Как только Ева ушла, Хелен Соммер холодно посмотрела на нее:

— Думаю, лучше всего тебе сейчас же уйти в свою комнату, Энн, и оставаться там, пока ты не запомнишь, как тебя зовут. Может быть, тебе стоит повторять: меня зовут Энн Соммер, меня зовут Энн Соммер, — и ты это усвоишь.

Поднимаясь по ступенькам, Энн слышала, как «тетя» Хелен говорит «дяде» Александеру:

— Ты слышал? Она все повторяет, что она Андрианна Дуарте? Неблагодарная маленькая негодница! Вот что бывает, когда покровительствуешь своим подчиненным? Интересно, о чем думал этот дурацкий Эндрю, когда…

Она слышала, как «дядя» Александер рассмеялся, и это был гадкий смех.

— Я понимаю, тебе очень неприятно, моя дорогая, связываться с незаконным ребенком твоего богатого, но бывшего любовника, и мексиканской крали, ради которой он тебя бросил.

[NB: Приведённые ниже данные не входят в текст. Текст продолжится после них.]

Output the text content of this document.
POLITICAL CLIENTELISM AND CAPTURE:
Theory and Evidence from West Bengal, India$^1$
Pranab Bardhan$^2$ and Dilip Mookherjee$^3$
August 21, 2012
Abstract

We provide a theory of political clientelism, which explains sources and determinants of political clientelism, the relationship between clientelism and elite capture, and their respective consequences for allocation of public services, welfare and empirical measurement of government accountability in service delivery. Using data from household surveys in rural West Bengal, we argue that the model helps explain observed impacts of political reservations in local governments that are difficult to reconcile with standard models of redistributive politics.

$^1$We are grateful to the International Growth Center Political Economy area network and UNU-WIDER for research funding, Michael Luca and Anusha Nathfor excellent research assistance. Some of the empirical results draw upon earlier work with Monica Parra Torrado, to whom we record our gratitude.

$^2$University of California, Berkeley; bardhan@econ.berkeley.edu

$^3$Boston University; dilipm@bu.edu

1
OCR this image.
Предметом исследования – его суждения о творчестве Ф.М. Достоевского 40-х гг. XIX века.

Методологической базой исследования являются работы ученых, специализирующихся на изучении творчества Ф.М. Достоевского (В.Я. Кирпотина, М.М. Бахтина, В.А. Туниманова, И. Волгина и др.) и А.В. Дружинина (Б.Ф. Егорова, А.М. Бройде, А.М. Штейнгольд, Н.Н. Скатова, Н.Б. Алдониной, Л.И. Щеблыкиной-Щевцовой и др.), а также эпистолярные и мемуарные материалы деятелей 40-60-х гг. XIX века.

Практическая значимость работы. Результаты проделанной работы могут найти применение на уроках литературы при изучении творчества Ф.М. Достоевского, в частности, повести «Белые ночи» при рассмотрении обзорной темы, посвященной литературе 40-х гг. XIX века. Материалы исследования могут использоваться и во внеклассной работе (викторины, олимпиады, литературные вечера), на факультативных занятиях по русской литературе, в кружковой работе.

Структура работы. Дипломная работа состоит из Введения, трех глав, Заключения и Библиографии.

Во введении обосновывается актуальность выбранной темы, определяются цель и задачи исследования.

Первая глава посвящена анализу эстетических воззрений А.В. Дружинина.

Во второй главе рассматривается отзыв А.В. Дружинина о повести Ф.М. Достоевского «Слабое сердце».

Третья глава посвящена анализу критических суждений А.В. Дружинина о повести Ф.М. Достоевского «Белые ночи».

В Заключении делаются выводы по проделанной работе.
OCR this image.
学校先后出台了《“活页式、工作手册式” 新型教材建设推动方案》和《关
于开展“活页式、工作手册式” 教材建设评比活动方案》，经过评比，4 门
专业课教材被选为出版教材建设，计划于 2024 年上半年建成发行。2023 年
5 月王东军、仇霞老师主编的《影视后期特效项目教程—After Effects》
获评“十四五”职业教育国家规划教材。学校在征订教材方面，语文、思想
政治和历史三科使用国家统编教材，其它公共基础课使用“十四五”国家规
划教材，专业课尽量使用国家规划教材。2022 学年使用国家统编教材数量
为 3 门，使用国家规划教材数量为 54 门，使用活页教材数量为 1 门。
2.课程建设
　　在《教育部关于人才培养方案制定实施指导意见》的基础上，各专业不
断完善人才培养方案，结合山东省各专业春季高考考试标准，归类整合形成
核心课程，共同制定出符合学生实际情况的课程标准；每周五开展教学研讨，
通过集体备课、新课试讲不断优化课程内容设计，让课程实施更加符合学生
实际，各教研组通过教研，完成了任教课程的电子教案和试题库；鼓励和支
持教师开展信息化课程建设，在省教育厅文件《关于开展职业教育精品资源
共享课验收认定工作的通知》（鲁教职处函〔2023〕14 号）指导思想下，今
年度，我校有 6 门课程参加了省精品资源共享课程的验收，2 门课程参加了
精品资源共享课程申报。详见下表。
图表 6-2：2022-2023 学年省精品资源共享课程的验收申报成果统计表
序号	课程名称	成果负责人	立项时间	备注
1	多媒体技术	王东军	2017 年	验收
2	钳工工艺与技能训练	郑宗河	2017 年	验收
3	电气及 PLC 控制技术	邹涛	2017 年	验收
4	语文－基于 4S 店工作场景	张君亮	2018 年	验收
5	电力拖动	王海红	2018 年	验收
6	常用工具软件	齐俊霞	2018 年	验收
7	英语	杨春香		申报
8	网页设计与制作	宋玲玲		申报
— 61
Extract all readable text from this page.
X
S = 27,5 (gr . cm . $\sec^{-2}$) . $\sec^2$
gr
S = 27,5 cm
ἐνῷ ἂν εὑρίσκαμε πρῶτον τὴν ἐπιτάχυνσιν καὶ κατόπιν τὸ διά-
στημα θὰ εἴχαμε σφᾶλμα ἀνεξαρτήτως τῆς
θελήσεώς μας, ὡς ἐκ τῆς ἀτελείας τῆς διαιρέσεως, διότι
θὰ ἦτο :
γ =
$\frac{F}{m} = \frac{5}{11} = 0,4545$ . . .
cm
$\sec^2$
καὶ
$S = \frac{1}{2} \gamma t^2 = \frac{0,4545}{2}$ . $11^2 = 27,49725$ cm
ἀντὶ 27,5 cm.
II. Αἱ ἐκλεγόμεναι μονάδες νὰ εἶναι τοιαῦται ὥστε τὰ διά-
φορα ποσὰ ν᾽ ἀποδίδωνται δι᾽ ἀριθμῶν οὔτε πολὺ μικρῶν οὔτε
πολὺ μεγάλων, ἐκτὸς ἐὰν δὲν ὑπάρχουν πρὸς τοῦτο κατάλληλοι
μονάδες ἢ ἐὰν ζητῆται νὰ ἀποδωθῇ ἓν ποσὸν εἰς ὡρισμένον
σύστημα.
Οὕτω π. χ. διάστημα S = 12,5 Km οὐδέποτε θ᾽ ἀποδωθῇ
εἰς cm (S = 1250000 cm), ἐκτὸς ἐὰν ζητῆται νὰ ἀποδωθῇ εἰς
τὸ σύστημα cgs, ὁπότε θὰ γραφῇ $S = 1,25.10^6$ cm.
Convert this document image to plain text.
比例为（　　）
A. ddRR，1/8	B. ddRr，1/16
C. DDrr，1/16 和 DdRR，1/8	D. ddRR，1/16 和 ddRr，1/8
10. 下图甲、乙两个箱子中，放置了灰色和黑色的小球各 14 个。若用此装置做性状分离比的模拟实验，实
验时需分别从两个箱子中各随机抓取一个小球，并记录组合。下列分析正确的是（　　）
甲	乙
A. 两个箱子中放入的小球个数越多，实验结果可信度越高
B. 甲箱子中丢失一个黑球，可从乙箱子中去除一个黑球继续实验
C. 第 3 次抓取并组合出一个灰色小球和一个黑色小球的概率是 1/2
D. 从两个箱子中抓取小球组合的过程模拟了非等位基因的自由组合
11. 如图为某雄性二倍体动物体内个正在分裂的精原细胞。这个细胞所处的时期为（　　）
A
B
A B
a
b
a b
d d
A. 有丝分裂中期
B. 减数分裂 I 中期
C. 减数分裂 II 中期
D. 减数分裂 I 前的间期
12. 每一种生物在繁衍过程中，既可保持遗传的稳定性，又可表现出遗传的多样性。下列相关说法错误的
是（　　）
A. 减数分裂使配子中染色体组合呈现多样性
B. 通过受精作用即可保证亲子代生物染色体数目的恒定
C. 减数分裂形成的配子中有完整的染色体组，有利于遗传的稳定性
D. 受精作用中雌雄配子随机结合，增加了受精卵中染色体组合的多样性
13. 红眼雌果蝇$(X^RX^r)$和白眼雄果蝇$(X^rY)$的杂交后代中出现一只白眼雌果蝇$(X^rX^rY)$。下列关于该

— Меня огорчает? Я тебе уже говорила: меня огорчает то, что мне пришлось связаться с этим отродьем из-за того, что ты мало на что годишься. Если бы ты не был таким неудачником, мне не пришлось бы брать ее, чтобы вырваться из этой проклятой дыры в цивилизованный мир.

— А разве мы попали в эту проклятую дыру в первую очередь не из-за тебя, дорогая? Ведь твой бывший любовник, этот кобель, так хотел от тебя избавиться, что использовал все свои связи, чтобы назначить меня сюда.

— Однако я не вижу, чтобы ты отказался от назначения в Цюрих, которое тебе тоже устроил «этот кобель». Не помню также, чтобы ты отказался от своей доли денег.

Но эти слова мало что значили для Андрианны, продолжающей подниматься. Она думала только о том, чтобы не заплакать, и все повторяла про себя:

— Я — Андрианна Дуарте…

Через неделю Андрианна стала ходить в школу в Хассли, где получают образование отпрыски европейских сливок общества, пока их родители добиваются власти, заботятся о престиже и умножают богатства. Когда она вновь увиделась с Соммерами, они уже жили в хорошеньком домике в Цюрихе, где Александер служил в британском консульстве. Но она не часто видела Хелен. Как только она приезжала на каникулы, ее «тетя» уезжала за покупками в Париж, и так продолжалось несколько лет. Тем лучше было для Андрианны. С нее было достаточно и первой встречи с Хелен, которая не могла стать для нее даже другом, не то что матерью.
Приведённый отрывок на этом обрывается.